Black filmmakers discouraged by lack of Oscar-nominated African-Americans

The Oscars can sometimes be predictable, and sometimes only seem to be. But there is one person you definitely will not see picking up a major award on Feb. 27.

A famous African-American.

Any famous African-American.

For the first time since the 2000 Oscars — the year of "Gladiator" — it’s an all-white race. Director, actor, actress — even the supporting-performance categories are monochromatic. (The closest you might come is Hailee Steinfeld, of "True Grit," whose mother is reportedly of white, Asian and African-American descent.)

"I don’t want to make this just another whine," says Warrington Hudlin, head of New York’s Black Filmmaker Foundation (and veteran producer of projects like "Boomerang" and TV’s "Bebe’s Kids"). "There are ebbs and flows, I know. But I was very disappointed this year."

"It’s really discouraging," agrees Tim Gordon, a Washington, D.C., film journalist and chief of the Foundation for the Advancement of African-Americans in Film. "I don’t want to be a conspiracy theorist, though; There are probably a lot of factors."

There are certainly a number of theories. That, with the Obama election won, Hollywood has forgotten about race. That plenty of Oscar-caliber talents (Will Smith, Spike Lee) weren’t very active this year. That most of the films blacks did make were, in Gordon’s words, simply "gosh-darn awful."

But the most obvious explanation?
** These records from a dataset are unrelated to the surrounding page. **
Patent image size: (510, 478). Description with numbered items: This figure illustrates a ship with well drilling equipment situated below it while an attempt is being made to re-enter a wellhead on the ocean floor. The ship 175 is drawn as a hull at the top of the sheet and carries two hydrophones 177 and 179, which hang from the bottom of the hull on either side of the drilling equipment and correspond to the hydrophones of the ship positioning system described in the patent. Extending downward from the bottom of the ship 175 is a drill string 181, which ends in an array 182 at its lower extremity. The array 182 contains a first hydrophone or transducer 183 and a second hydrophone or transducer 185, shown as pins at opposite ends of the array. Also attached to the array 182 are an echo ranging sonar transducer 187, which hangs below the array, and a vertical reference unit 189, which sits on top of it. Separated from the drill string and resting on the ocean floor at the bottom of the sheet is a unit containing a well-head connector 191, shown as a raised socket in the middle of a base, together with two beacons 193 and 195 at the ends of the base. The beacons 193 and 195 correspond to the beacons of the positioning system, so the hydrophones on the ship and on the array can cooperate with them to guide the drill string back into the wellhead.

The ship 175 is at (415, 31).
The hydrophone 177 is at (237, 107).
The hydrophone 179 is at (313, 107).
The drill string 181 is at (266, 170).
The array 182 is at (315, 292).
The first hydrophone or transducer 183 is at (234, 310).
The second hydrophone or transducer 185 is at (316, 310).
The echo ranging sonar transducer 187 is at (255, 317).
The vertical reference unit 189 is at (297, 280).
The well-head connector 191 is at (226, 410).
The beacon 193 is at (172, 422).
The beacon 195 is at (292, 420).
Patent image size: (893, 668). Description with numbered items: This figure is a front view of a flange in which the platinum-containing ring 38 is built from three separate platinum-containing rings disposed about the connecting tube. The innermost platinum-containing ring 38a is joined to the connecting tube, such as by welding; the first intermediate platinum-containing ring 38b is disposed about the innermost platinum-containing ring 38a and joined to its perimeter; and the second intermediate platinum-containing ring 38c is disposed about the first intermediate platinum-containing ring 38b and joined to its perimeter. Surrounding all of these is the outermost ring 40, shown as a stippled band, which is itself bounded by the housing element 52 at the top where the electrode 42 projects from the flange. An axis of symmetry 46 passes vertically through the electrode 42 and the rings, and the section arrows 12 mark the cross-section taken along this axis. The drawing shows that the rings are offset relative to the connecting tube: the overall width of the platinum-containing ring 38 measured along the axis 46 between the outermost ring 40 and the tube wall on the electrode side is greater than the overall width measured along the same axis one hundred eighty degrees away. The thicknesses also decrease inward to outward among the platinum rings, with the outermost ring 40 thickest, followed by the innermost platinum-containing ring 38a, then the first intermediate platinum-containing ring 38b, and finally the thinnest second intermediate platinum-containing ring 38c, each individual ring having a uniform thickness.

Look at the best-picture list. And even with the expanded roster of 10 nominees, not one had a single, sizable role for an African-American. How can black actors be nominated if they’re not being cast?

EMPOWERING IMAGINATIONS

The problem, the numbers suggest, begins behind the camera.

According to the Directors Guild of America — which doesn’t track employment — only about 10 percent of its membership isn’t white. At the Writer’s Guild of America, all minorities, combined, account for about 6 percent of screenplays, a figure that hasn’t changed in years.

"Actually, I’m working on a new report on that now," says Darnell M. Hunt, director of UCLA’s Ralph Bunche Center for African-American Studies. "And it has changed. It’s gone down to about 5 percent."

It’s an old-boy situation and hardly new (women, taken separately, are even more underrepresented), but it leads to an obvious problem. If people tend to write what they know, then that overwhelmingly white majority of screenwriters aren’t going to write black characters.

"Actually, I’m beginning to like it better when they just leave us out," says Miriam J. Petty, an assistant professor of visual and performing arts at Rutgers and a member of the Newark Black Film Festival’s selection committee. "Because they so often get it wrong."

Unless they’re there to specifically talk about prejudice ("You never have white people sitting around in a movie talking about race," Petty says), black characters generally fill one of a few stereotypes. The "sassy" friend. The selfless caregiver. The villain. The whore. The clown.

"It’s unfortunate that there aren’t a variety of roles, and a lot of our members express that conflict," says Rebecca Yee, the Screen Actors Guild’s National Director of Diversity and Affirmative Action. "They don’t want to have to play to a stereotype. But they feel they should be able to play anything. And, you know, a paycheck is a paycheck."